You have to check the very beginning of §4.4/4:
"A conversion can add cv-qualifiers at levels
***other than the first***
inmulti-level pointers, subject to the following rules:"
So the first level is excluded from the discussion that follows,
and all is well and makes sense ;-)
Also, the result of a conversion is an rvalue, and rvalues of
pointer types don't have cv_qualifiers (or they are ignored).
There is absolutely no way for the results of a pointer
conversion to have the type:
char const * const* const
(This is, of course, *why* the top level const is excluded in
the discussion you cite.)

That's a good point.
so if ptr1 = ptr2, whatever type of ptr2 is,
when do lvalue-to-rvalue conversion, the top level const is gone.
so both T* -> T*, or T* -> T *const conversions are OK.

More or less. I'm not sure what the exact wording in the
C++ standard says: whether there isn't any cv qualification, or
whether it is simply ignored in all cases. But it certainly
isn't used.

but i'm curious that why rvalue of pointer type can't have
the cv- qualifier ? It seems the convention is from C, but i
didn't found reasonable explanation.

It goes back to C, and what it means to be an rvalue in C. In
C, an rvalue is not an object, only a value. Since the
cv-qualifiers concern how you access or what you can do with an
object, they are irrelevant. You can't take the address of an
rvalue---it doesn't have one, and you can't modify it in any
way, because there's no object to modify. C doesn't attempt to
answer the question of whether &5 has type int* or int const*
(i.e. whether the rvalue 5 had type int or int const); it simply
bans all operations which would make it relevant. (And note
that both in C and in C++, an integer literal has type int, and
not int const.)

Oh, So it is.

In C++, the issue is made somewhat more complex by the presence
of user functions. If I have a temporary like "int(5)", then
there really isn't any object, which would have an address and
be present in memory. If I have a temporary like "MyClass(5)",
on the other hand, I can call member functions on it, and those
member functions have a this pointer, which points to an actual
object in memory.
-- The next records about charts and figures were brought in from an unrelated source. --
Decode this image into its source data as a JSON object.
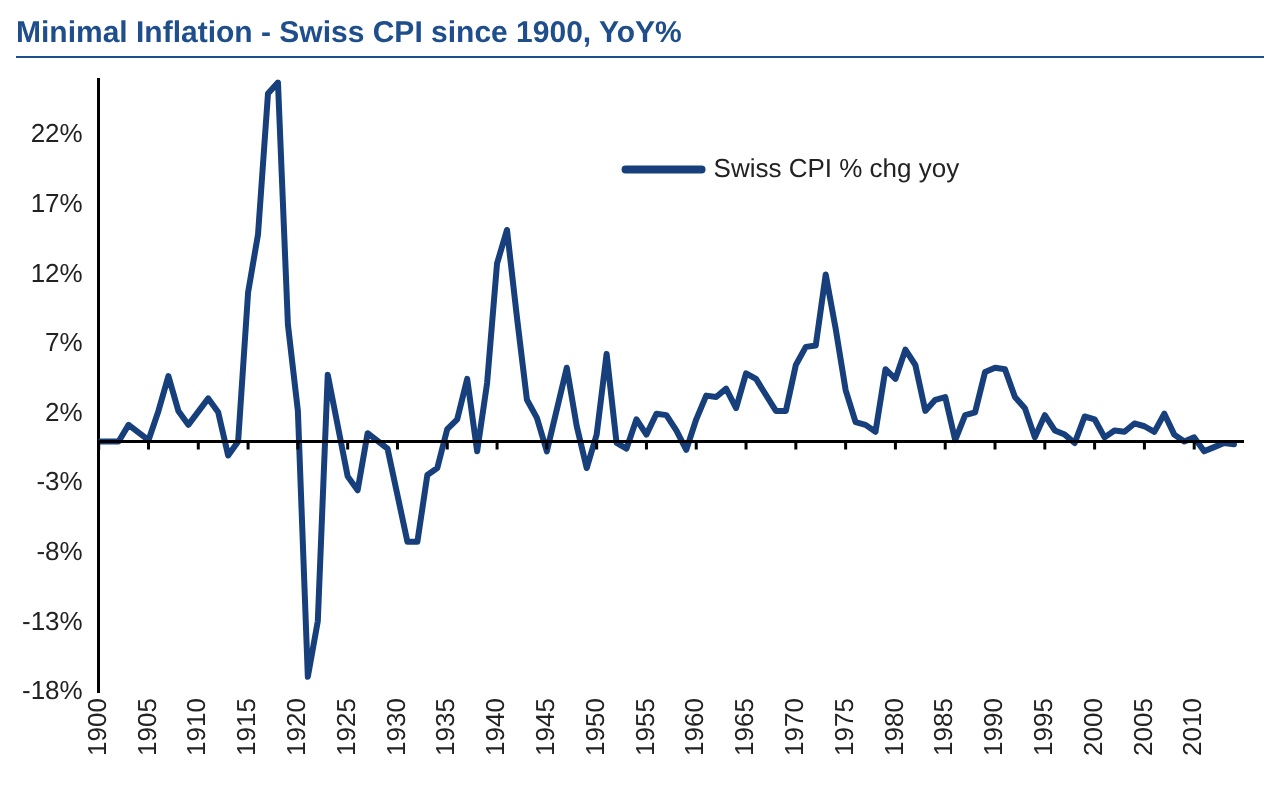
{
  "chart_data": {
    "type": "line",
    "title": "Minimal Inflation - Swiss CPI since 1900, YoY%",
    "x": [
      1900,
      1902,
      1903,
      1905,
      1906,
      1907,
      1908,
      1909,
      1911,
      1912,
      1913,
      1914,
      1915,
      1916,
      1917,
      1918,
      1919,
      1920,
      1921,
      1922,
      1923,
      1925,
      1926,
      1927,
      1929,
      1931,
      1932,
      1933,
      1934,
      1935,
      1936,
      1937,
      1938,
      1939,
      1940,
      1941,
      1942,
      1943,
      1944,
      1945,
      1947,
      1948,
      1949,
      1950,
      1951,
      1952,
      1953,
      1954,
      1955,
      1956,
      1957,
      1958,
      1959,
      1960,
      1961,
      1962,
      1963,
      1964,
      1965,
      1966,
      1968,
      1969,
      1970,
      1971,
      1972,
      1973,
      1974,
      1975,
      1976,
      1977,
      1978,
      1979,
      1980,
      1981,
      1982,
      1983,
      1984,
      1985,
      1986,
      1987,
      1988,
      1989,
      1990,
      1991,
      1992,
      1993,
      1994,
      1995,
      1996,
      1997,
      1998,
      1999,
      2000,
      2001,
      2002,
      2003,
      2004,
      2005,
      2006,
      2007,
      2008,
      2009,
      2010,
      2011,
      2012,
      2013,
      2014
    ],
    "series": [
      {
        "name": "Swiss CPI % chg yoy",
        "color": "#173f7c",
        "values": [
          0,
          0,
          1.2,
          0.1,
          2.2,
          4.7,
          2.2,
          1.2,
          3.1,
          2.1,
          -1,
          0,
          10.7,
          14.9,
          25,
          25.8,
          8.4,
          2.2,
          -16.9,
          -12.9,
          4.8,
          -2.5,
          -3.5,
          0.6,
          -0.5,
          -7.2,
          -7.2,
          -2.4,
          -1.9,
          0.9,
          1.6,
          4.5,
          -0.7,
          4.2,
          12.8,
          15.2,
          8.9,
          3,
          1.7,
          -0.7,
          5.3,
          1.1,
          -1.9,
          0.5,
          6.3,
          -0.1,
          -0.5,
          1.6,
          0.5,
          2,
          1.9,
          0.8,
          -0.6,
          1.6,
          3.3,
          3.2,
          3.8,
          2.4,
          4.9,
          4.5,
          2.2,
          2.2,
          5.5,
          6.8,
          6.9,
          12,
          8.1,
          3.7,
          1.4,
          1.2,
          0.7,
          5.2,
          4.5,
          6.6,
          5.5,
          2.2,
          3,
          3.2,
          0.1,
          1.9,
          2.1,
          5,
          5.3,
          5.2,
          3.2,
          2.4,
          0.3,
          1.9,
          0.8,
          0.5,
          -0.1,
          1.8,
          1.6,
          0.3,
          0.8,
          0.7,
          1.3,
          1.1,
          0.7,
          2,
          0.5,
          0,
          0.3,
          -0.7,
          -0.4,
          -0.1,
          -0.2
        ]
      }
    ],
    "xlim": [
      1900,
      2015
    ],
    "xticks": [
      1900,
      1905,
      1910,
      1915,
      1920,
      1925,
      1930,
      1935,
      1940,
      1945,
      1950,
      1955,
      1960,
      1965,
      1970,
      1975,
      1980,
      1985,
      1990,
      1995,
      2000,
      2005,
      2010
    ],
    "ylim": [
      -18,
      26
    ],
    "yticks": [
      {
        "value": -18,
        "label": "-18%"
      },
      {
        "value": -13,
        "label": "-13%"
      },
      {
        "value": -8,
        "label": "-8%"
      },
      {
        "value": -3,
        "label": "-3%"
      },
      {
        "value": 2,
        "label": "2%"
      },
      {
        "value": 7,
        "label": "7%"
      },
      {
        "value": 12,
        "label": "12%"
      },
      {
        "value": 17,
        "label": "17%"
      },
      {
        "value": 22,
        "label": "22%"
      }
    ],
    "legend": "top",
    "grid": false,
    "marker": "none",
    "line_style": "solid"
  }
}
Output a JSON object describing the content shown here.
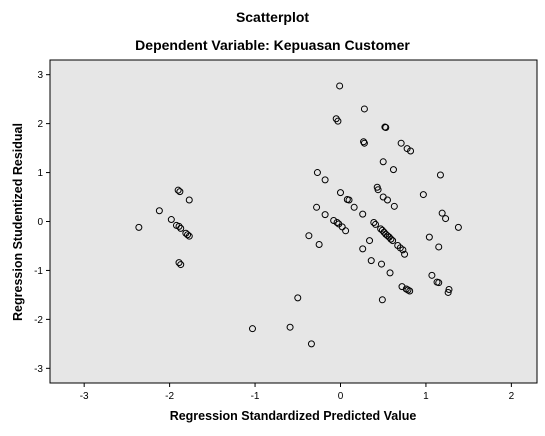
{
  "chart_data": {
    "type": "scatter",
    "title": "Scatterplot",
    "subtitle": "Dependent Variable: Kepuasan Customer",
    "xlabel": "Regression Standardized Predicted Value",
    "ylabel": "Regression Studentized Residual",
    "xlim": [
      -3.4,
      2.3
    ],
    "ylim": [
      -3.3,
      3.3
    ],
    "xticks": [
      "-3",
      "-2",
      "-1",
      "0",
      "1",
      "2"
    ],
    "yticks": [
      "3",
      "2",
      "1",
      "0",
      "-1",
      "-2",
      "-3"
    ],
    "grid": false,
    "background": "#e6e6e6",
    "marker_color": "#000000",
    "points": [
      {
        "x": -2.36,
        "y": -0.12
      },
      {
        "x": -2.12,
        "y": 0.22
      },
      {
        "x": -1.98,
        "y": 0.04
      },
      {
        "x": -1.9,
        "y": 0.64
      },
      {
        "x": -1.88,
        "y": 0.61
      },
      {
        "x": -1.77,
        "y": 0.44
      },
      {
        "x": -1.92,
        "y": -0.08
      },
      {
        "x": -1.89,
        "y": -0.1
      },
      {
        "x": -1.87,
        "y": -0.14
      },
      {
        "x": -1.81,
        "y": -0.24
      },
      {
        "x": -1.79,
        "y": -0.27
      },
      {
        "x": -1.77,
        "y": -0.3
      },
      {
        "x": -1.89,
        "y": -0.84
      },
      {
        "x": -1.87,
        "y": -0.88
      },
      {
        "x": -1.03,
        "y": -2.19
      },
      {
        "x": -0.59,
        "y": -2.16
      },
      {
        "x": -0.5,
        "y": -1.56
      },
      {
        "x": -0.34,
        "y": -2.5
      },
      {
        "x": -0.37,
        "y": -0.29
      },
      {
        "x": -0.25,
        "y": -0.47
      },
      {
        "x": -0.28,
        "y": 0.29
      },
      {
        "x": -0.18,
        "y": 0.14
      },
      {
        "x": -0.27,
        "y": 1.0
      },
      {
        "x": -0.18,
        "y": 0.85
      },
      {
        "x": -0.08,
        "y": 0.02
      },
      {
        "x": -0.04,
        "y": -0.02
      },
      {
        "x": -0.02,
        "y": -0.05
      },
      {
        "x": 0.02,
        "y": -0.11
      },
      {
        "x": 0.06,
        "y": -0.19
      },
      {
        "x": -0.05,
        "y": 2.1
      },
      {
        "x": -0.03,
        "y": 2.05
      },
      {
        "x": -0.01,
        "y": 2.77
      },
      {
        "x": 0.0,
        "y": 0.59
      },
      {
        "x": 0.08,
        "y": 0.45
      },
      {
        "x": 0.1,
        "y": 0.44
      },
      {
        "x": 0.16,
        "y": 0.29
      },
      {
        "x": 0.26,
        "y": 0.15
      },
      {
        "x": 0.27,
        "y": 1.63
      },
      {
        "x": 0.28,
        "y": 1.6
      },
      {
        "x": 0.28,
        "y": 2.3
      },
      {
        "x": 0.26,
        "y": -0.56
      },
      {
        "x": 0.34,
        "y": -0.39
      },
      {
        "x": 0.36,
        "y": -0.8
      },
      {
        "x": 0.39,
        "y": -0.02
      },
      {
        "x": 0.41,
        "y": -0.06
      },
      {
        "x": 0.43,
        "y": 0.7
      },
      {
        "x": 0.44,
        "y": 0.65
      },
      {
        "x": 0.47,
        "y": -0.15
      },
      {
        "x": 0.49,
        "y": -0.18
      },
      {
        "x": 0.51,
        "y": -0.22
      },
      {
        "x": 0.53,
        "y": -0.26
      },
      {
        "x": 0.55,
        "y": -0.29
      },
      {
        "x": 0.57,
        "y": -0.32
      },
      {
        "x": 0.59,
        "y": -0.36
      },
      {
        "x": 0.61,
        "y": -0.39
      },
      {
        "x": 0.5,
        "y": 1.22
      },
      {
        "x": 0.52,
        "y": 1.93
      },
      {
        "x": 0.53,
        "y": 1.92
      },
      {
        "x": 0.5,
        "y": 0.5
      },
      {
        "x": 0.55,
        "y": 0.44
      },
      {
        "x": 0.62,
        "y": 1.06
      },
      {
        "x": 0.63,
        "y": 0.31
      },
      {
        "x": 0.49,
        "y": -1.6
      },
      {
        "x": 0.48,
        "y": -0.87
      },
      {
        "x": 0.58,
        "y": -1.05
      },
      {
        "x": 0.67,
        "y": -0.49
      },
      {
        "x": 0.7,
        "y": -0.54
      },
      {
        "x": 0.73,
        "y": -0.58
      },
      {
        "x": 0.75,
        "y": -0.67
      },
      {
        "x": 0.71,
        "y": 1.6
      },
      {
        "x": 0.78,
        "y": 1.49
      },
      {
        "x": 0.82,
        "y": 1.44
      },
      {
        "x": 0.72,
        "y": -1.33
      },
      {
        "x": 0.77,
        "y": -1.38
      },
      {
        "x": 0.79,
        "y": -1.4
      },
      {
        "x": 0.81,
        "y": -1.42
      },
      {
        "x": 0.97,
        "y": 0.55
      },
      {
        "x": 1.04,
        "y": -0.32
      },
      {
        "x": 1.07,
        "y": -1.1
      },
      {
        "x": 1.13,
        "y": -1.24
      },
      {
        "x": 1.15,
        "y": -1.25
      },
      {
        "x": 1.17,
        "y": 0.95
      },
      {
        "x": 1.19,
        "y": 0.17
      },
      {
        "x": 1.23,
        "y": 0.06
      },
      {
        "x": 1.15,
        "y": -0.52
      },
      {
        "x": 1.27,
        "y": -1.39
      },
      {
        "x": 1.26,
        "y": -1.45
      },
      {
        "x": 1.38,
        "y": -0.12
      }
    ]
  }
}
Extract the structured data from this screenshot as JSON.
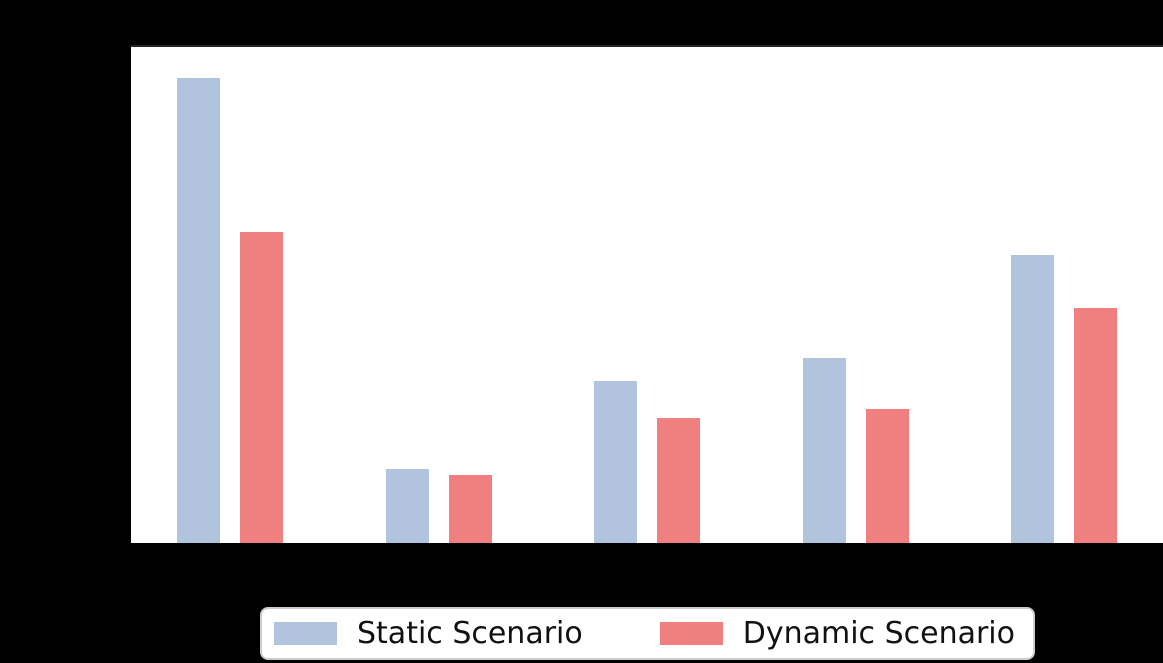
{
  "chart_data": {
    "type": "bar",
    "title": "",
    "xlabel": "",
    "ylabel": "",
    "categories": [
      "",
      "",
      "",
      "",
      ""
    ],
    "series": [
      {
        "name": "Static Scenario",
        "color": "#b0c4de",
        "values": [
          0.938,
          0.149,
          0.327,
          0.372,
          0.581
        ]
      },
      {
        "name": "Dynamic Scenario",
        "color": "#f08080",
        "values": [
          0.627,
          0.137,
          0.253,
          0.27,
          0.474
        ]
      }
    ],
    "ylim": [
      0,
      1
    ],
    "grid": false,
    "legend_position": "below-chart",
    "tick_labels_visible": false,
    "note_units": "values are fractions of visible plot height; axis tick labels are not visible in the image"
  },
  "legend": {
    "items": [
      {
        "label": "Static Scenario",
        "color": "#b0c4de"
      },
      {
        "label": "Dynamic Scenario",
        "color": "#f08080"
      }
    ]
  },
  "colors": {
    "page_background": "#000000",
    "plot_background": "#ffffff",
    "top_spine": "#222222",
    "legend_border": "#cccccc",
    "legend_background": "#ffffff",
    "legend_text": "#111111"
  }
}
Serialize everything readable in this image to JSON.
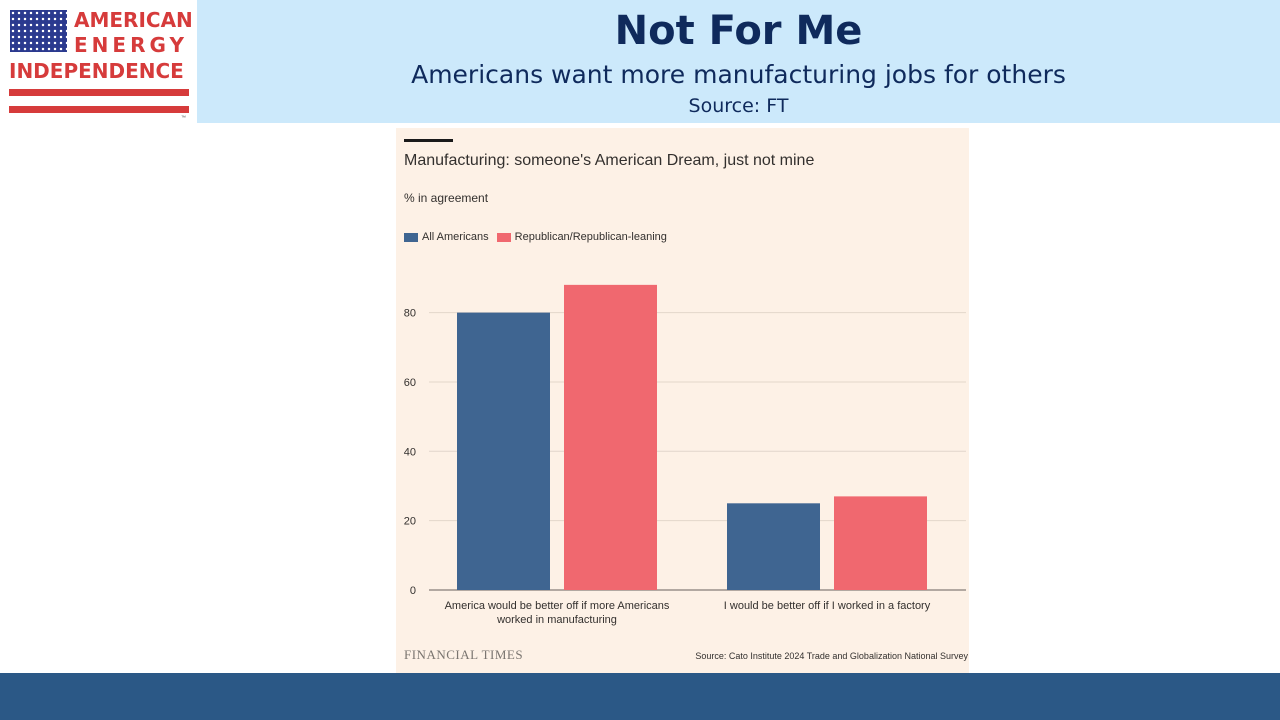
{
  "logo": {
    "line1": "AMERICAN",
    "line2": "ENERGY",
    "line3": "INDEPENDENCE",
    "tm": "™"
  },
  "header": {
    "title": "Not For Me",
    "subtitle": "Americans want more manufacturing jobs for others",
    "source": "Source: FT"
  },
  "colors": {
    "all_americans": "#3f6591",
    "republican": "#f0686f",
    "panel_bg": "#fdf1e6",
    "banner": "#cce9fb",
    "footer": "#2b5886"
  },
  "chart_data": {
    "type": "bar",
    "title": "Manufacturing: someone's American Dream, just not mine",
    "unit_label": "% in agreement",
    "categories": [
      [
        "America would be better off if more Americans",
        "worked in manufacturing"
      ],
      [
        "I would be better off if I worked in a factory"
      ]
    ],
    "series": [
      {
        "name": "All Americans",
        "color": "#3f6591",
        "values": [
          80,
          25
        ]
      },
      {
        "name": "Republican/Republican-leaning",
        "color": "#f0686f",
        "values": [
          88,
          27
        ]
      }
    ],
    "yticks": [
      0,
      20,
      40,
      60,
      80
    ],
    "ylim": [
      0,
      92
    ],
    "grid": true,
    "legend_position": "top-left",
    "brand": "FINANCIAL TIMES",
    "source": "Source: Cato Institute 2024 Trade and Globalization National Survey"
  }
}
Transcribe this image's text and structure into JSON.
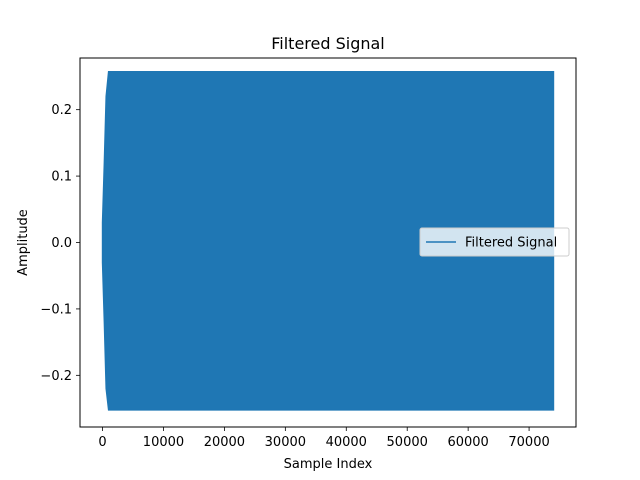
{
  "chart_data": {
    "type": "line",
    "title": "Filtered Signal",
    "xlabel": "Sample Index",
    "ylabel": "Amplitude",
    "xlim": [
      -3700,
      77700
    ],
    "ylim": [
      -0.2778,
      0.2778
    ],
    "xticks": [
      0,
      10000,
      20000,
      30000,
      40000,
      50000,
      60000,
      70000
    ],
    "xtick_labels": [
      "0",
      "10000",
      "20000",
      "30000",
      "40000",
      "50000",
      "60000",
      "70000"
    ],
    "yticks": [
      -0.2,
      -0.1,
      0.0,
      0.1,
      0.2
    ],
    "ytick_labels": [
      "−0.2",
      "−0.1",
      "0.0",
      "0.1",
      "0.2"
    ],
    "grid": false,
    "legend": {
      "placement": "center-right",
      "entries": [
        "Filtered Signal"
      ]
    },
    "series": [
      {
        "name": "Filtered Signal",
        "color": "#1f77b4",
        "x_range": [
          0,
          74000
        ],
        "envelope": [
          {
            "x": 0,
            "min": -0.03,
            "max": 0.03
          },
          {
            "x": 300,
            "min": -0.12,
            "max": 0.12
          },
          {
            "x": 600,
            "min": -0.22,
            "max": 0.22
          },
          {
            "x": 1000,
            "min": -0.252,
            "max": 0.257
          },
          {
            "x": 74000,
            "min": -0.252,
            "max": 0.257
          }
        ]
      }
    ]
  }
}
After a fair amount of discussion in the C++
committee, it was decided that C++ would behave exactly like C
for non-class types (which in turn means that the rules for
class types and non-class types are different).

got it.
So, this is a design tradeoff problem..
C++ preserve the back-compatibility of plain old type.
You learn new feature, if you use class. or you live in your world.
that make sense.

Thanks for the incisive comment.